The anti-diet way to weight loss

Shedding weight is all about eating clean and exercising right, says Simran Chopra

Published - December 05, 2017 04:10 pm IST

Simran Chopra thought that it was okay to put on a little weight after she got married. Then she decided to have a baby and the severity of a pre-existing Polycystic Ovary Syndrome (PCOS) hit her. “Conceiving became really hard because of my weight,” says the 35-year-old, who weighed around 65 kgs at 5 ft 7 inches.

She did get pregnant though, and the birth of a healthy baby boy was a welcome blessing after months spent in agony, as she grappled with self-doubt.

But pregnancy and the resultant weight gain made it harder for her to move around. Additionally, she began eating without reservation, again. “I kept telling myself that I needed to eat because I was feeding,” she says.

Before she knew it, she was 20 kilos overweight and depressed. “The PCOS was causing hormonal issues and mood swings, and my self-confidence was at its lowest. I hated looking at myself in the mirror.” As her self-esteem plummeted, she began avoiding social gatherings and continued binge-eating. But her weight and lack of strength soon began affecting her back. “One day I just collapsed and could not move. I was alone with my three-month-old baby when this happened. The doctors diagnosed two bulged discs and one degenerate one,” she says.

The pain was so excruciating that she was forced to crawl around the house for a week. But since she was still feeding, she was unable to take muscle relaxants. Sitting beyond 30 minutes would cause her back to freeze, she remembers. “I couldn’t go for a movie or sit down to dinner.”

A wake-up call

Though the doctor insisted that she needed to lose weight, her first attempts to do so were fruitless. “I resorted to dieting, which, with my limited knowledge meant ‘eat less’. I lost a little weight, but nothing noticeable,” she says. More importantly, her back didn’t feel better, and she realised that dieting this way wasn’t sustainable. Then a close friend made a remark about her weight. “I was hurt, but in retrospect, I am glad he spoke his mind,” she says.

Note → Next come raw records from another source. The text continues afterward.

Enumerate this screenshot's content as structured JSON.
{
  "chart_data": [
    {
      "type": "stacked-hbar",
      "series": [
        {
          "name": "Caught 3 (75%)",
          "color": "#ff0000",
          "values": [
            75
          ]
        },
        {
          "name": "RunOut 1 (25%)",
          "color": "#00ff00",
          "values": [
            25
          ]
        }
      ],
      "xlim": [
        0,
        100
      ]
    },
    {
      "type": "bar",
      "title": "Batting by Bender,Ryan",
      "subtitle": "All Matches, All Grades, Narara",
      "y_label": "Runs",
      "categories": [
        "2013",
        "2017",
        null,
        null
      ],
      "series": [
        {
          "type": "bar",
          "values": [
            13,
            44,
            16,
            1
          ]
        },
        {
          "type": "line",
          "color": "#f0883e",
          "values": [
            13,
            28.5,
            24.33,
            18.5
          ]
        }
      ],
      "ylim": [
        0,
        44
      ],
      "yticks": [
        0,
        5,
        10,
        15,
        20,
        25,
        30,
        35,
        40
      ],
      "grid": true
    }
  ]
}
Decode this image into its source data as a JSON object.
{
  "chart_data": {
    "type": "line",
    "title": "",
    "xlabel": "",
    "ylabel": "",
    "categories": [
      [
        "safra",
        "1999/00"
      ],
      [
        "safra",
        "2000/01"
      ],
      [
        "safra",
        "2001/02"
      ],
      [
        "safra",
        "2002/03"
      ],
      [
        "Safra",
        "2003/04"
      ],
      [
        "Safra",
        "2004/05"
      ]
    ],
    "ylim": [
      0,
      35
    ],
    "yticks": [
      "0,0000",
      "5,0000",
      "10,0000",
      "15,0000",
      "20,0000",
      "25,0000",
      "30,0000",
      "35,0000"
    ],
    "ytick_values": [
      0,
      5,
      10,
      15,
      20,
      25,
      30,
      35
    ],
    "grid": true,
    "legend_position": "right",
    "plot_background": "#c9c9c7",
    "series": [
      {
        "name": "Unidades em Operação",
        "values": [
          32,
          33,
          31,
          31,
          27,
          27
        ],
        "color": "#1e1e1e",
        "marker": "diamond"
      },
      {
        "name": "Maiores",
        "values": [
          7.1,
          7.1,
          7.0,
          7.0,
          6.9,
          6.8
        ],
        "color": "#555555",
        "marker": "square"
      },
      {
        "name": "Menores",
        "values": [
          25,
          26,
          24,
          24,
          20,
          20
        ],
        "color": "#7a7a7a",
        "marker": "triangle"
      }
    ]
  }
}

Although she has always found the gym boring and was under the misconception that strength training would make her bulk up, she agreed to try it out. The first thing she did was reach out to a personal trainer.

The old-fashioned way

She went back to doing it the tried-and-tested way: strength, cardio and a sensible nutrition plan, with Sunday being a rest day. At first, it seemed like too much food, but she persisted eating balanced, healthy meals and snacks spaced out all through the day, and avoided carbonated beverages, refined sugar, artificial sweeteners, fried stuff, refined flour and packaged food.

Additionally, she quelled the guilt she first felt at taking two hours away from home and her baby, and was diligent about working out. She lost 4 kg in the first month. In five months, she dropped four sizes and 22 kilos.

With her transformation, the PCOS corrected itself, and she now has no back problems. From not being able to sit through a movie, Chopra now goes rock climbing. She says, “Now, I have realised how far I have come, and how important it was to be fit and not skinny. I want my son to look up to me as a strong, healthy, confident and happy person. Not a woman who puts everyone before herself.”